Suppose the US CDN doesn’t have a data requested by the user. Then it will ask the nearest CDN which is france in this case for the data. Even if it doesn’t have the data then it will go to the original data center in India.

So, it is further increasing the performance and security.

Data Center

Now, to further improve the performance we can have more data centers. Like on in India and one in US. Here, the Load Balancer will choose the data center.

Again the US and France clients will go to the respectative CDNs and if they don’t get the data even between themself. It will then go to the Load Balancer and it will direct to the Data Center in the US.

Similar case with the Japan and India user. First to CDN and then Load Balancer will direct to Data Center in India. The data centers also talk with each other to duplicate the data in databases. So, if one data center is down the other can be used.

Messaging Queue

Now, the next step is to use Messaging Queue like RabbitMQ or Kafka. Even the step 7 can handle million of requests, but Messaging Queue gives the Asynchronous nature to our system.

It is used for heavy load operations like send notifications, mail sent to users. These all operations can be async. Plus it is also a must in apps where a large amount of data comes per second.

The best example is app like Uber/Zomato where the driver/delivery person have GPS and sends notification to Uber/Zomato server. The volume is so high even for a city, that a system with multiple data center will also fail.
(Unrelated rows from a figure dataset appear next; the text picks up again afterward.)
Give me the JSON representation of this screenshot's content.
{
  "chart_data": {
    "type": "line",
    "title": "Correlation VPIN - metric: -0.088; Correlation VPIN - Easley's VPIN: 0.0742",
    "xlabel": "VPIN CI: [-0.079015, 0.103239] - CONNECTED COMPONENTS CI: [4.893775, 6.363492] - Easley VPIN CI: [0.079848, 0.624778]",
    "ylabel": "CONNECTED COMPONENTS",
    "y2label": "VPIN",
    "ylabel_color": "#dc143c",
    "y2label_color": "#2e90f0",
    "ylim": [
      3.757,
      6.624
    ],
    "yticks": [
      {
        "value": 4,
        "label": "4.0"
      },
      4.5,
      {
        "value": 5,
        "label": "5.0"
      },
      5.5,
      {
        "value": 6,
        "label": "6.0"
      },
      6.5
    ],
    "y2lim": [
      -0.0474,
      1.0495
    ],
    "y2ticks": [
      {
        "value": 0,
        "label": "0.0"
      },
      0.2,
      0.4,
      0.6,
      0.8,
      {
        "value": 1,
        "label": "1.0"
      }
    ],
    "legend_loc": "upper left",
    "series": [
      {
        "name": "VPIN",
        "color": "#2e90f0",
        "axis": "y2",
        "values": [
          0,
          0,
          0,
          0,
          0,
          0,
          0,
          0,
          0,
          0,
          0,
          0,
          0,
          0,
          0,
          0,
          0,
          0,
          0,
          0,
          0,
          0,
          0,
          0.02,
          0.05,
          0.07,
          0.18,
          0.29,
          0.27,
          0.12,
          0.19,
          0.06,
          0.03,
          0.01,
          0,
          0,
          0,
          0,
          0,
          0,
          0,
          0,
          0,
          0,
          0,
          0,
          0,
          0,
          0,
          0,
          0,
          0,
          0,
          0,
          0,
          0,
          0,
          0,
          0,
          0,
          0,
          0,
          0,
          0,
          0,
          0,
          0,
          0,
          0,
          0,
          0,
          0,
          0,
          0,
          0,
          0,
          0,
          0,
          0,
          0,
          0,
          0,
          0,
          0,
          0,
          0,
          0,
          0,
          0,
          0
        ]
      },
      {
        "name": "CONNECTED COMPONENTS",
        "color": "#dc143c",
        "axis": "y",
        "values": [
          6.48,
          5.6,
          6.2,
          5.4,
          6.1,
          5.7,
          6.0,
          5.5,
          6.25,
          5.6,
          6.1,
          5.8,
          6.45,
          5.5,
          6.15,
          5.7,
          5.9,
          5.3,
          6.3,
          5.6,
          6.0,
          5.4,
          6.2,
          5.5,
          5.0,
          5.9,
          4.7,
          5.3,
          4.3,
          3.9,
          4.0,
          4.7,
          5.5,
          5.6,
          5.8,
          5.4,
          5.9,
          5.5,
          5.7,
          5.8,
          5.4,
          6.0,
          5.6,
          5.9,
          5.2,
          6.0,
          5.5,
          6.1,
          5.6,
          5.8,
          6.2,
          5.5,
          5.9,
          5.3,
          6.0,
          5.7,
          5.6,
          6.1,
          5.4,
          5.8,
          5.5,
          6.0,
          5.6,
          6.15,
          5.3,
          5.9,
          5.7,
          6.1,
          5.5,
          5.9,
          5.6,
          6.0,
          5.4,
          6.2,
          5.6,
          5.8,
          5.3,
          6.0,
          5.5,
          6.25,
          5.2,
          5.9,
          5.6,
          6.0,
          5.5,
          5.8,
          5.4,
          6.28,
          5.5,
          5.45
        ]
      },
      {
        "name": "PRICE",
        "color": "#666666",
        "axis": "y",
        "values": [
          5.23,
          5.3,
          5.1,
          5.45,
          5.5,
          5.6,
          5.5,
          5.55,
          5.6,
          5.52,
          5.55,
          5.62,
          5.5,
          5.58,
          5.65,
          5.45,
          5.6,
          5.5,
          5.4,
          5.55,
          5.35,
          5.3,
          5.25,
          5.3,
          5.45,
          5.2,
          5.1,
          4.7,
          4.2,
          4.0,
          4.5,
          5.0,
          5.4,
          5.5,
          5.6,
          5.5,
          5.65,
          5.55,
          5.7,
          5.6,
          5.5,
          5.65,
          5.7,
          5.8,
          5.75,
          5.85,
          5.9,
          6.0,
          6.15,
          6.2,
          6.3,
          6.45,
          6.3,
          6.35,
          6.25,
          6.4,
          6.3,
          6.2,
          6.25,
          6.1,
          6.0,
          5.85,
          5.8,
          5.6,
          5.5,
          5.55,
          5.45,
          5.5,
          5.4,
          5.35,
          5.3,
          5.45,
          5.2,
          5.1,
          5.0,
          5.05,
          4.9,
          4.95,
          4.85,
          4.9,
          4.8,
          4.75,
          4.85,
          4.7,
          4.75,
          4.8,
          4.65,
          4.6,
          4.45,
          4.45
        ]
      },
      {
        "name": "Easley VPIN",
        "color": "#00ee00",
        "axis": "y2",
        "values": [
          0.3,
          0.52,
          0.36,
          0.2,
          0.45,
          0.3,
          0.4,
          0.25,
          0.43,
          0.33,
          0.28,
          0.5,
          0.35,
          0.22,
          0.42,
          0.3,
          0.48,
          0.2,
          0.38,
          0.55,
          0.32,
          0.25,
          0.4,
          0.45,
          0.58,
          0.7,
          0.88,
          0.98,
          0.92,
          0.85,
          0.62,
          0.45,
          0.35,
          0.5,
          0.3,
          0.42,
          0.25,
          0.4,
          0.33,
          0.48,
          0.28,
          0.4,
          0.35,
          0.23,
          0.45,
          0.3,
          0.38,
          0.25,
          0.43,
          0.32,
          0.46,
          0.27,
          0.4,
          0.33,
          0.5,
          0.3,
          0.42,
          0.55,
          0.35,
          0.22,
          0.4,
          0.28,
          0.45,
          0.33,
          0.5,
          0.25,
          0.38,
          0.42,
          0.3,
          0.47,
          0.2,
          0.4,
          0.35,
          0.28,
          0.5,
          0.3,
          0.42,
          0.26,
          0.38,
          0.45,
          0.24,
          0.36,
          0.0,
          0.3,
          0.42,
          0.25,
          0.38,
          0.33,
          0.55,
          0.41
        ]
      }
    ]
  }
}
Below is an example of Kafka, where the Producer is a driver who will send multiple live location request per second. It will be handled by a Kafka Topic, which have various partiion to handle millions of drivers requests.
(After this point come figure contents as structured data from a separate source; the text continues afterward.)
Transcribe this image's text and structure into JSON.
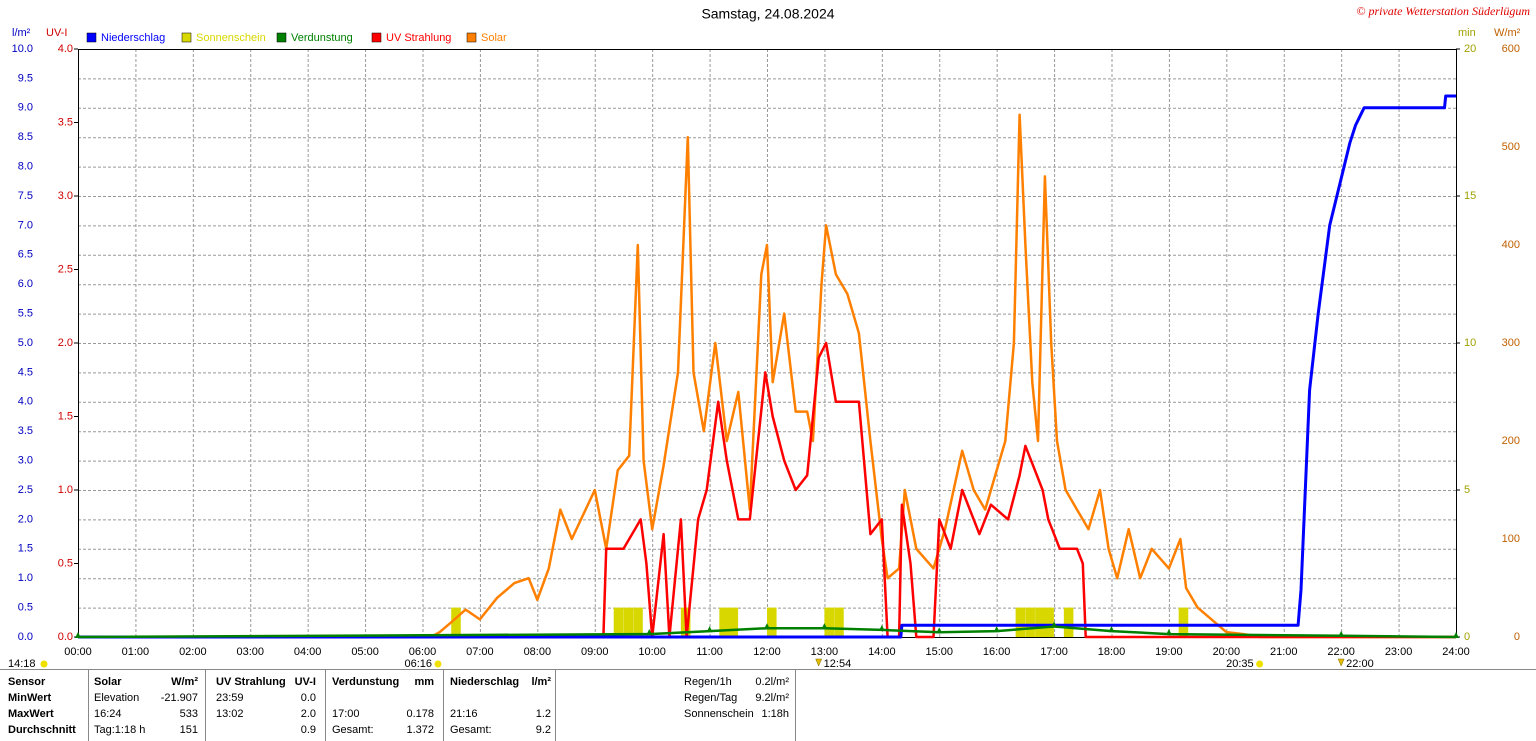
{
  "chart_data": {
    "type": "line",
    "title": "Samstag, 24.08.2024",
    "copyright": "© private Wetterstation Süderlügum",
    "y_label": "l/m²",
    "y2_label": "UV-I",
    "y3_label": "min",
    "y4_label": "W/m²",
    "xlim": [
      0,
      24
    ],
    "xticks": [
      {
        "value": 0,
        "label": "00:00"
      },
      {
        "value": 1,
        "label": "01:00"
      },
      {
        "value": 2,
        "label": "02:00"
      },
      {
        "value": 3,
        "label": "03:00"
      },
      {
        "value": 4,
        "label": "04:00"
      },
      {
        "value": 5,
        "label": "05:00"
      },
      {
        "value": 6,
        "label": "06:00"
      },
      {
        "value": 7,
        "label": "07:00"
      },
      {
        "value": 8,
        "label": "08:00"
      },
      {
        "value": 9,
        "label": "09:00"
      },
      {
        "value": 10,
        "label": "10:00"
      },
      {
        "value": 11,
        "label": "11:00"
      },
      {
        "value": 12,
        "label": "12:00"
      },
      {
        "value": 13,
        "label": "13:00"
      },
      {
        "value": 14,
        "label": "14:00"
      },
      {
        "value": 15,
        "label": "15:00"
      },
      {
        "value": 16,
        "label": "16:00"
      },
      {
        "value": 17,
        "label": "17:00"
      },
      {
        "value": 18,
        "label": "18:00"
      },
      {
        "value": 19,
        "label": "19:00"
      },
      {
        "value": 20,
        "label": "20:00"
      },
      {
        "value": 21,
        "label": "21:00"
      },
      {
        "value": 22,
        "label": "22:00"
      },
      {
        "value": 23,
        "label": "23:00"
      },
      {
        "value": 24,
        "label": "24:00"
      }
    ],
    "ylim": [
      0,
      10
    ],
    "yticks": [
      {
        "value": 0,
        "label": "0.0"
      },
      0.5,
      {
        "value": 1,
        "label": "1.0"
      },
      1.5,
      {
        "value": 2,
        "label": "2.0"
      },
      2.5,
      {
        "value": 3,
        "label": "3.0"
      },
      3.5,
      {
        "value": 4,
        "label": "4.0"
      },
      4.5,
      {
        "value": 5,
        "label": "5.0"
      },
      5.5,
      {
        "value": 6,
        "label": "6.0"
      },
      6.5,
      {
        "value": 7,
        "label": "7.0"
      },
      7.5,
      {
        "value": 8,
        "label": "8.0"
      },
      8.5,
      {
        "value": 9,
        "label": "9.0"
      },
      9.5,
      {
        "value": 10,
        "label": "10.0"
      }
    ],
    "y2lim": [
      0,
      4
    ],
    "y2ticks": [
      {
        "value": 0,
        "label": "0.0"
      },
      0.5,
      {
        "value": 1,
        "label": "1.0"
      },
      1.5,
      {
        "value": 2,
        "label": "2.0"
      },
      2.5,
      {
        "value": 3,
        "label": "3.0"
      },
      3.5,
      {
        "value": 4,
        "label": "4.0"
      }
    ],
    "y3lim": [
      0,
      20
    ],
    "y3ticks": [
      0,
      5,
      10,
      15,
      20
    ],
    "y4lim": [
      0,
      600
    ],
    "y4ticks": [
      0,
      100,
      200,
      300,
      400,
      500,
      600
    ],
    "grid": true,
    "series": [
      {
        "name": "Niederschlag",
        "color": "#0000ff",
        "axis": "y",
        "x": [
          0,
          14.33,
          14.35,
          21.25,
          21.3,
          21.45,
          21.6,
          21.8,
          22.0,
          22.15,
          22.25,
          22.4,
          23.8,
          23.82,
          24
        ],
        "values": [
          0,
          0,
          0.2,
          0.2,
          0.8,
          4.2,
          5.5,
          7.0,
          7.8,
          8.4,
          8.7,
          9.0,
          9.0,
          9.2,
          9.2
        ]
      },
      {
        "name": "Sonnenschein",
        "color": "#d8d800",
        "axis": "y3",
        "type": "bar",
        "x": [
          6.5,
          9.33,
          9.5,
          9.67,
          10.5,
          11.17,
          11.33,
          12.0,
          13.0,
          13.17,
          16.33,
          16.5,
          16.67,
          16.83,
          17.17,
          19.17
        ],
        "values": [
          1,
          1,
          1,
          1,
          1,
          1,
          1,
          1,
          1,
          1,
          1,
          1,
          1,
          1,
          1,
          1
        ]
      },
      {
        "name": "Verdunstung",
        "color": "#008000",
        "axis": "y",
        "x": [
          0,
          9.95,
          11,
          12,
          13,
          14,
          15,
          16,
          17,
          18,
          19,
          22,
          24
        ],
        "values": [
          0,
          0.05,
          0.1,
          0.15,
          0.15,
          0.12,
          0.08,
          0.1,
          0.178,
          0.1,
          0.05,
          0.02,
          0
        ]
      },
      {
        "name": "UV Strahlung",
        "color": "#ff0000",
        "axis": "y2",
        "x": [
          0,
          9.15,
          9.2,
          9.5,
          9.8,
          9.9,
          10.0,
          10.2,
          10.3,
          10.5,
          10.6,
          10.8,
          10.95,
          11.15,
          11.3,
          11.5,
          11.7,
          11.97,
          12.1,
          12.3,
          12.5,
          12.7,
          12.9,
          13.03,
          13.2,
          13.4,
          13.6,
          13.8,
          14.0,
          14.1,
          14.3,
          14.35,
          14.5,
          14.6,
          14.9,
          15.0,
          15.2,
          15.4,
          15.7,
          15.9,
          16.2,
          16.4,
          16.5,
          16.7,
          16.8,
          16.9,
          17.1,
          17.4,
          17.5,
          17.55,
          24
        ],
        "values": [
          0,
          0,
          0.6,
          0.6,
          0.8,
          0.5,
          0,
          0.7,
          0,
          0.8,
          0,
          0.8,
          1.0,
          1.6,
          1.2,
          0.8,
          0.8,
          1.8,
          1.5,
          1.2,
          1.0,
          1.1,
          1.9,
          2.0,
          1.6,
          1.6,
          1.6,
          0.7,
          0.8,
          0,
          0,
          0.9,
          0.5,
          0,
          0,
          0.8,
          0.6,
          1.0,
          0.7,
          0.9,
          0.8,
          1.1,
          1.3,
          1.1,
          1.0,
          0.8,
          0.6,
          0.6,
          0.5,
          0,
          0
        ]
      },
      {
        "name": "Solar",
        "color": "#ff8000",
        "axis": "y4",
        "x": [
          0,
          6.15,
          6.3,
          6.5,
          6.75,
          7.0,
          7.3,
          7.6,
          7.85,
          8.0,
          8.2,
          8.4,
          8.6,
          8.8,
          9.0,
          9.2,
          9.4,
          9.6,
          9.75,
          9.85,
          10.0,
          10.2,
          10.45,
          10.62,
          10.72,
          10.9,
          11.1,
          11.3,
          11.5,
          11.7,
          11.9,
          12.0,
          12.1,
          12.3,
          12.5,
          12.7,
          12.8,
          12.95,
          13.03,
          13.2,
          13.4,
          13.6,
          13.8,
          14.0,
          14.1,
          14.3,
          14.4,
          14.6,
          14.9,
          15.1,
          15.4,
          15.6,
          15.8,
          16.0,
          16.15,
          16.3,
          16.4,
          16.5,
          16.62,
          16.72,
          16.84,
          16.95,
          17.05,
          17.2,
          17.4,
          17.6,
          17.8,
          17.95,
          18.1,
          18.3,
          18.5,
          18.7,
          19.0,
          19.2,
          19.3,
          19.5,
          19.8,
          20.0,
          20.3,
          20.58,
          24
        ],
        "values": [
          0,
          0,
          5,
          15,
          28,
          18,
          40,
          55,
          60,
          38,
          70,
          130,
          100,
          125,
          150,
          90,
          170,
          185,
          400,
          180,
          110,
          175,
          270,
          510,
          270,
          210,
          300,
          200,
          250,
          130,
          370,
          400,
          260,
          330,
          230,
          230,
          200,
          360,
          420,
          370,
          350,
          310,
          200,
          100,
          60,
          70,
          150,
          90,
          70,
          110,
          190,
          150,
          130,
          170,
          200,
          300,
          533,
          400,
          260,
          200,
          470,
          300,
          200,
          150,
          130,
          110,
          150,
          90,
          60,
          110,
          60,
          90,
          70,
          100,
          50,
          30,
          15,
          5,
          3,
          0,
          0
        ]
      }
    ],
    "moon_label": "14:18",
    "events": [
      {
        "label": "06:16",
        "x": 6.27,
        "marker": "dot"
      },
      {
        "label": "12:54",
        "x": 12.9,
        "marker": "triangle"
      },
      {
        "label": "20:35",
        "x": 20.58,
        "marker": "dot"
      },
      {
        "label": "22:00",
        "x": 22.0,
        "marker": "triangle"
      }
    ]
  },
  "table": {
    "header": [
      "Sensor",
      "Solar",
      "W/m²",
      "UV Strahlung",
      "UV-I",
      "Verdunstung",
      "mm",
      "Niederschlag",
      "l/m²"
    ],
    "rows": [
      [
        "MinWert",
        "Elevation",
        "-21.907",
        "23:59",
        "0.0",
        null,
        null,
        null,
        null
      ],
      [
        "MaxWert",
        "16:24",
        "533",
        "13:02",
        "2.0",
        "17:00",
        "0.178",
        "21:16",
        "1.2"
      ],
      [
        "Durchschnitt",
        "Tag:1:18 h",
        "151",
        null,
        "0.9",
        "Gesamt:",
        "1.372",
        "Gesamt:",
        "9.2"
      ]
    ]
  },
  "info": [
    {
      "label": "Regen/1h",
      "value": "0.2l/m²"
    },
    {
      "label": "Regen/Tag",
      "value": "9.2l/m²"
    },
    {
      "label": "Sonnenschein",
      "value": "1:18h"
    }
  ]
}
Depending on the type of data it will send to a different Consumer, which is nothing but a App Server. Like in case of Zomato, the driver location will be sent to a Driver Service Consumer. And restaurant food preparation will be sent to a restaurant service consumer.

The Messaging Queue directly send data to a App Server which is the consumer in our case. It is used by all large application(not just Zomato/Uber) for some services, like sending email notifications or app notification. These can be sent asynchronously to millions of users.

Database Scaling

Now, the last step is database scaling which is of two types. The types are vertical and horizontal.

Vertical scalability means increasing the CPU and RAM of existing databases. But the disadvantage is that you cannot increase the CPU or RAM after a limit.

Horizontal means we increase the database nodes. The implementation of horizontal scaling is called sharding. Sharding is again of two ways — Horizontal and Vertical.

Horizontal sharding means we divide the rows. If we have a table with 100000 rows. We can divide it into multiple tables with rows. Say the first table contains rows 0 to 50000 and second table contains rows 50001 to 100000.

Vertical sharding means if we divide the columns. Suppose, we have a table with 10 columns, then we divide it into two tables. Table 1 gets column 1 to 5 and table two gets column 6 to 10.

This completes our post to scale a system from zero to millions of users.